Yes we were advised Lego, encourage drawing, try threading pasta... we are going to be given an appointment for the occupational therapist to see if it's just a developmental delay or if there's anything else going on.
Feeling a bit of a bad mother for not having picked it up myself but a) I have nothing to compare him with, he's my PFB and only child and b) in other areas he's so bright that it kind of seemed reasonable that he might have more difficulty with other things.

SolidGoldBangers Thu 05-Nov-09 14:01:03


BlueKangerooWonders Thu 05-Nov-09 14:06:52

there is a lot you can do with him without him noticing! Puzzles are good, as he'll need to pick up and manipulate pieces. Lego as already said, but also sticklebricks. I've made my ds play patience/ solitaire with playing cards (not on the computer as he wants!) so he picks up and moves cards. Or any other card games - eg, go fish What about playing noughts and crosses with him?

Good luck!

joburg Thu 05-Nov-09 14:09:35

same problems here ... fine motor skills ... OT gave us a single tip (while DD was just 5) picking bids from the floor .... or any other small pieces. But any other ideas? DD is very good at lego, she does 10 yo pieces but still .... if any of you have more tips, please share it with us.

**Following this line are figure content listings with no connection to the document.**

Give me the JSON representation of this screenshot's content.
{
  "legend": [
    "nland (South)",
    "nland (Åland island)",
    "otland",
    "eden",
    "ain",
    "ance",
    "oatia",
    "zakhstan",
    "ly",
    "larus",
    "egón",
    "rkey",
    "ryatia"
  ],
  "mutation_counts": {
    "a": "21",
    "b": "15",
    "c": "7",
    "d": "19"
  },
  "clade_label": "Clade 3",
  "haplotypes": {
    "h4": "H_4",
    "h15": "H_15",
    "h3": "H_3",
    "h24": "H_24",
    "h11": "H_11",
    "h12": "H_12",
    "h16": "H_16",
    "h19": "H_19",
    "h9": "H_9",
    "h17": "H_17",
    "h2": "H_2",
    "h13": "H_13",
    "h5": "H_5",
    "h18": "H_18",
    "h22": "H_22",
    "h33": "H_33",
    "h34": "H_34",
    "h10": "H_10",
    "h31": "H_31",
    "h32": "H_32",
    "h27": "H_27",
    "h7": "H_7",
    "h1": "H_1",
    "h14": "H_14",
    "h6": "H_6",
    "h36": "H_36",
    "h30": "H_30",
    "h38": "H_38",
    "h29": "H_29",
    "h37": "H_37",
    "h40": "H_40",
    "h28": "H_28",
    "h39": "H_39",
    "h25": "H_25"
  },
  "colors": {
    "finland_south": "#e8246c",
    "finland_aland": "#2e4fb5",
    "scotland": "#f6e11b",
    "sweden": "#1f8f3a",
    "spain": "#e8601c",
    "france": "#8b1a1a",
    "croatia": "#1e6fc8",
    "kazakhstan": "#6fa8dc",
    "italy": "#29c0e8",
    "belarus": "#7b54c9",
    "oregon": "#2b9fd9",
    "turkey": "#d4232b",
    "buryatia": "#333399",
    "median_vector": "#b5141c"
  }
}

joburg Thu 05-Nov-09 14:11:01

i meant puzzle .. lego is still a thing she is struggling with

joburg Mon 09-Nov-09 09:27:23

bump! fine motor skills tips, please help

titchy Mon 09-Nov-09 10:40:16

Picking up rice with tweezers was one of the exercises ds' OT recommended.

You can also get plasticine of varying hardnesses, which are to be rolled up into a tiny ball, then roll the ball acorss a table then up a wall using first three fingers only. Start witht he softest plasticine, then graduate to the harder ones.